Теперь она чаще медлила, присматриваясь к тому, что обычно бывало неинтересно. Принюхивалась к воздуху, будто он мог вдруг поменять запах, и вглядывалась в изгородь, трогала камни, к каким-то примерялась рукой, подносила их к лицу, заметила кролика – он не убегал, пока она над ним не засмеялась, – рукава ее пахли Викторией, и она присела на пень подумать. Натянула юбку на колени, подоткнула полу под себя. Камни эти навалили, вероятно, какие-то ближние предки, и Ри сидела и пыталась представить их первопроходческую жизнь, прикинуть ее на себя, не сквозит ли. Закрыв глаза, Ри могла вызвать их – она видела всю эту стародавнюю родню Долли, у которой столько костей ломалось, ломалось и срасталось, ломалось и срасталось неправильно, и родня эта ковыляла по жизни на неправильно сросшихся костях год за годом, пока не падала замертво однажды вечером от того, что влажно булькало в легких. Мужчины приходили на ум по большинству бездельными – между теми ночами, когда в бегах, и отсидками, варят химию и собираются вокруг утки, уши у них отъедены, пальцы порублены, руки прострелены, а извиниться никто и не хрюкнул. Женщины на ум приходили покрупнее планом, поближе, глаза одинокие, невзрачные желтые зубы, ими они улыбки стиснули, работают в полях на жаре от подъема до упада, руки заскорузли сухими початками, губы на всю зиму потрескались, белое платье на свадьбу, черное на похороны, и Ри кивала, ага. Ага.
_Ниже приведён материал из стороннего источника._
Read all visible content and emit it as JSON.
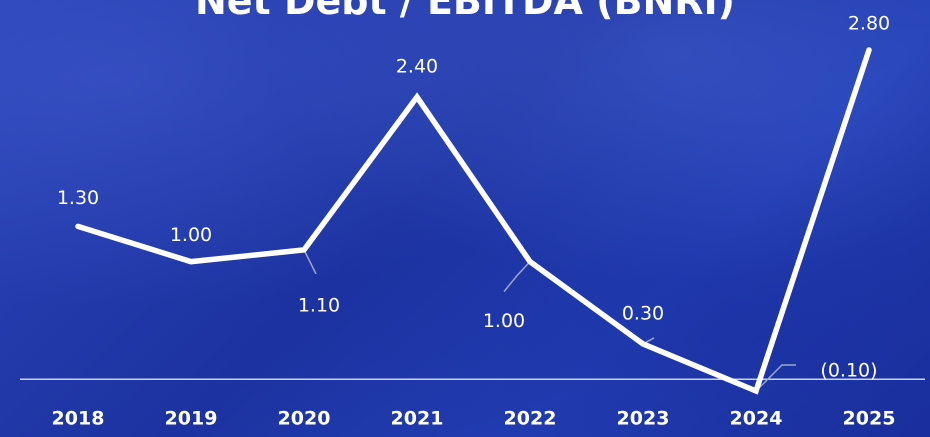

Небо лежало темно и низко, поэтому круживший над головой ястреб выныривал из туч и опять в них скрывался. Ветер вздымался, сдергивал у нее с головы капюшон. Ястреб скользил на гребнях вздымающегося ветра, искал, кого бы убить. Хотел что-то схватить, разодрать в кровь, вкусное заглотить, а кости пусть падают.

Папа мог быть где угодно.

Мог бы счесть, что у него веские причины быть чуть ли не где угодно или делать чуть ли не что угодно, хоть причины эти наутро и покажутся нелепыми.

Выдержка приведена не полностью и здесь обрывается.